Just finished giving notes to a client. A client I’ve given notes to twice before. So, they are used to what I hit on pretty hard.
One is proofreading.
I ended up telling her she has to find someone else to proofread her work. If you’re in this same boat, find someone else to proofread your work. If you’re not a good proofreader, you know by now. So don’t think “Hey, I’m magically going to get better at this!” It’s like saying, “Today, I think I’ll be taller.” Get some help if you need it.

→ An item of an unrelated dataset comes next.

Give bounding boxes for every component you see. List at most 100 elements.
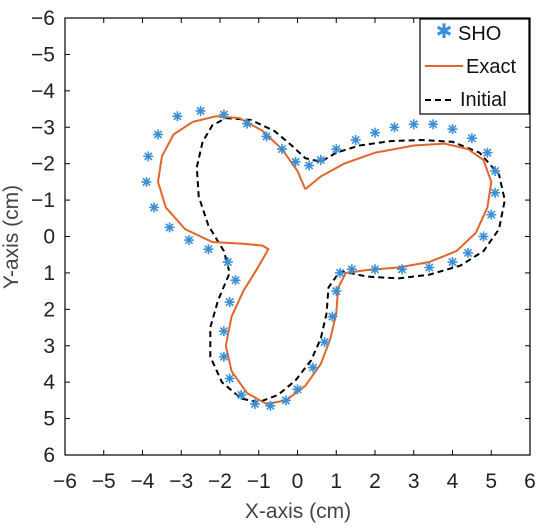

Another is “Most important thing, last.”
A general rule, to be sure. But, it behooves you to go through your dialogue line by line and ask, “Hey, is the zinger in the middle or at the end?” Very, very often, it’s lost in the shuffle. A person says three lines in a speech, and the good one is #2. By moving that line to the end, you suddenly create power in the three lines… with the best one last.
Finally, the don’t repeat rule.
You can say the same thing twice in a row and not realize it.
Just like I’m probably going to do now.
You may not notice that one line and the other are pretty much alike.
So, you have to wear your “Am I Repeating?” glasses and check each line of action and each line of dialogue for just that one thing… “Am I somehow saying the same thing twice, by accident?” If you are, get rid of one.
She had an opening title card.
Fine. It set up her story nicely.
It faded out, and a second one came up. In the writer’s mind, it added emphasis. In the reader’s mind, it was overkill.
Saying the same thing twice, even if it’s slightly different (To You!) is not adding new information. It’s just more crap the reader has to plow through to get to the next piece of new information.
If you don’t believe me, make a short film. When you get to the editing room, you’ll cringe at every tiny line that you wish you hadn’t shot that you wish you’d trimmed in the script phase.
Nothing like sweating in an editing room to teach you, once and for all, that stuff that repeats will kill you in front of an audience.
Unless of course, you mean for it to repeat and did it on purpose.
Anybody ever made a film and found this to be true?